Sfidante, a dir poco, far partire il concerto proponendo per intero le due suite dell’ultimo album, di fatto senza interruzioni tra le parti: poco meno di 50’ di musica, dunque, per Objects Outlive Us e la title-track, nonché la prova (se ce n’era bisogno) di come la resa live dell’ultima fatica di Wilson, sposata alle bellissime immagini spaziali proiettate dietro il palco (per la regia di Miles Skarin), sia perfetta e ammaliante per gli amanti del genere.
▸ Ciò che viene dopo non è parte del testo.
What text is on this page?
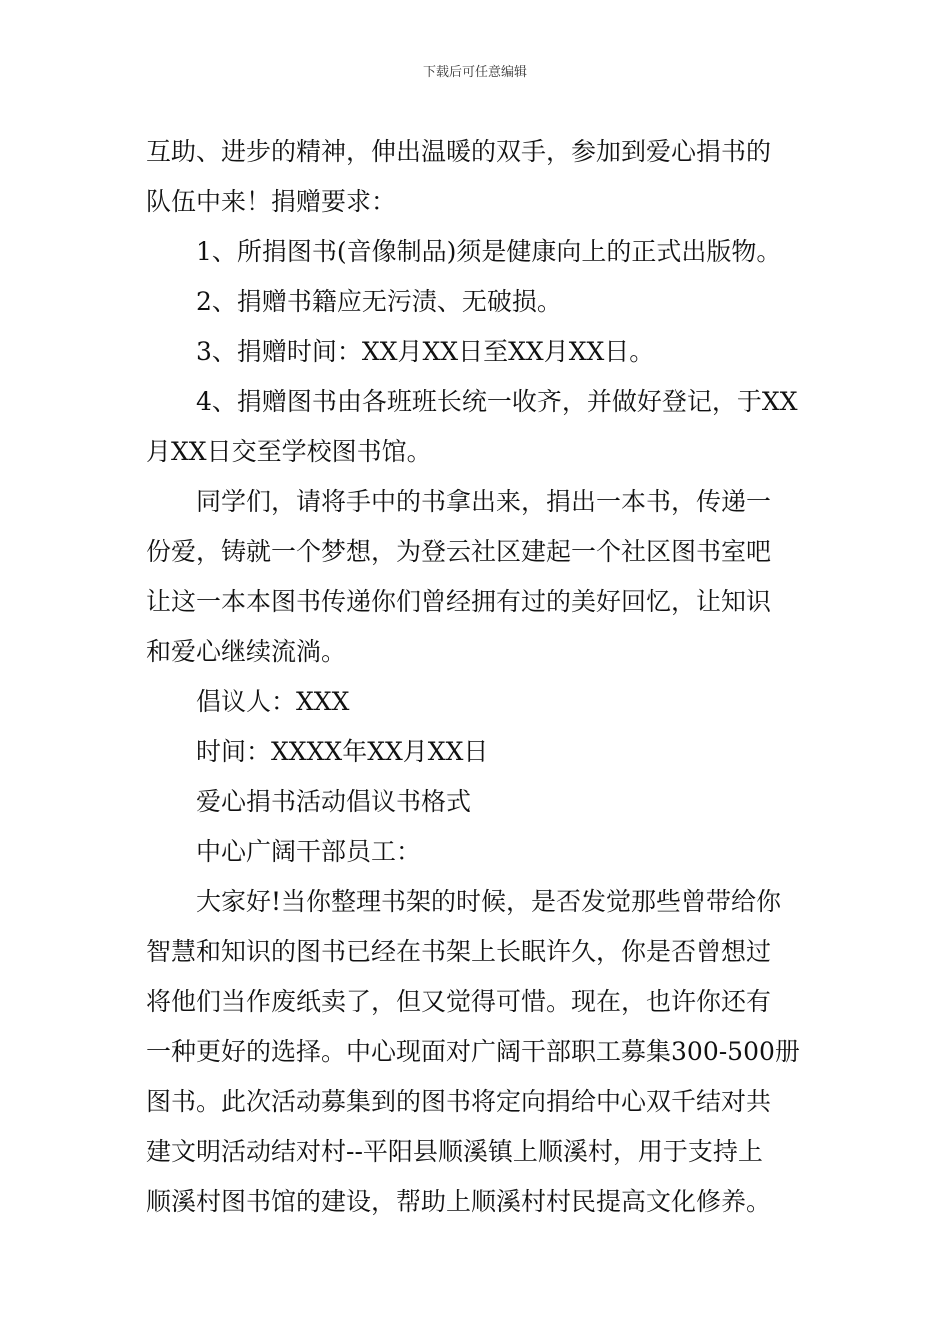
下载后可任意编辑
互助、进步的精神，伸出温暖的双手，参加到爱心捐书的
队伍中来！捐赠要求：
1、所捐图书(音像制品)须是健康向上的正式出版物。
2、捐赠书籍应无污渍、无破损。
3、捐赠时间：XX月XX日至XX月XX日。
4、捐赠图书由各班班长统一收齐，并做好登记，于XX
月XX日交至学校图书馆。
同学们，请将手中的书拿出来，捐出一本书，传递一
份爱，铸就一个梦想，为登云社区建起一个社区图书室吧
让这一本本图书传递你们曾经拥有过的美好回忆，让知识
和爱心继续流淌。
倡议人：XXX
时间：XXXX年XX月XX日
爱心捐书活动倡议书格式
中心广阔干部员工：
大家好!当你整理书架的时候，是否发觉那些曾带给你
智慧和知识的图书已经在书架上长眠许久，你是否曾想过
将他们当作废纸卖了，但又觉得可惜。现在，也许你还有
一种更好的选择。中心现面对广阔干部职工募集300-500册
图书。此次活动募集到的图书将定向捐给中心双千结对共
建文明活动结对村--平阳县顺溪镇上顺溪村，用于支持上
顺溪村图书馆的建设，帮助上顺溪村村民提高文化修养。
Nell’immaginare questo astronauta che guarda la terra dallo spazio, sembrava a tratti di vedere e sentire i Pink Floyd (le chitarre dello stesso Wilson e di McStine), e come già scritto gli Yes, per le complesse parti vocali peraltro rese alla perfezione. Ottimo inizio, seguito da 20’ di pausa e ripartenza con un paio di brani — The Harmony Codex e King Ghost —anch’essi dal sapore cosmico, eseguiti in solitaria da Wilson e Holzman chinandosi su tastiere e synth: le due tracce sembrano davvero ricollegarsi all’atmosfera di quanto si è sentito in precedenza, e lo fanno bene.
Si debbono attendere la breve What Life Brings e una splendida Luminol per assistere ad un cambio di rotta in termini di atmosfera: metamorfosi cui si presta lo stesso Wilson, che in uno dei non pochi interventi tra i vari brani scherza con il pubblico, augurandosi che tutti i malcapitati non amanti del prog abbiano accompagnato mariti, mogli o amici, così da poter (obbligatoriamente) resistere al supplizio dei lunghi brani proposti. La verità è che la resa sonora è ottima e i brani molto belli, come confermano le successive Pariah, la quale gode del supporto vocale e visivo di Ninet Tayeb al canto, e ancor più Impossible Tightrope, dalla struttura molto complessa, uno dei tanti, piccoli miracoli compiuti da Wilson, in grado di farci tornare indietro nel tempo ma spiegando, in parallelo, come questo modo di far musica risulti vivo e vitale ancor oggi, in una contemporaneità riproposta anche nei visuals a base di guerre, povertà, inquinamento. Mentre i brani tratti da Harmony Codex ricevono il proprio battesimo live, Wilson scherza di nuovo sugli eventuali annoiati (excusatio non petita…) e finisce comunque in gloria con altri due brani luminosi come la quasi psichedelica Harmony Korine e Vermillioncore, entrambe desunte dalle sue prime fatiche.
In precedenza, Dislocated Day — un omaggio al suo passato nei Porcupine Tree — aveva ancora messo in mostra il notevole interplay tra i vari musicisti. Al quale, devo aggiungere, molto ha contribuito la destrezza di Wilson al canto, incluso un azzeccato uso del falsetto, e il suo variare strumento di brano in brano, proprio come nell’ormai leggendario salotto di casa sua. Si finisce con due bis, preceduti dallo stesso Wilson che, menandone vanto, sottolinea di non avere hit singles o brani famosi: la lunga e ammaliante Ancestral e la più posata, malinconica e riflessiva The Raven That Refused to Sing (title-track di uno dei suoi lavori più acclamati), decretano infine la completa riuscita dello show e, da parte d’un pubblico rapito da oltre due ore e mezza di musica, il trionfo di una grande serata.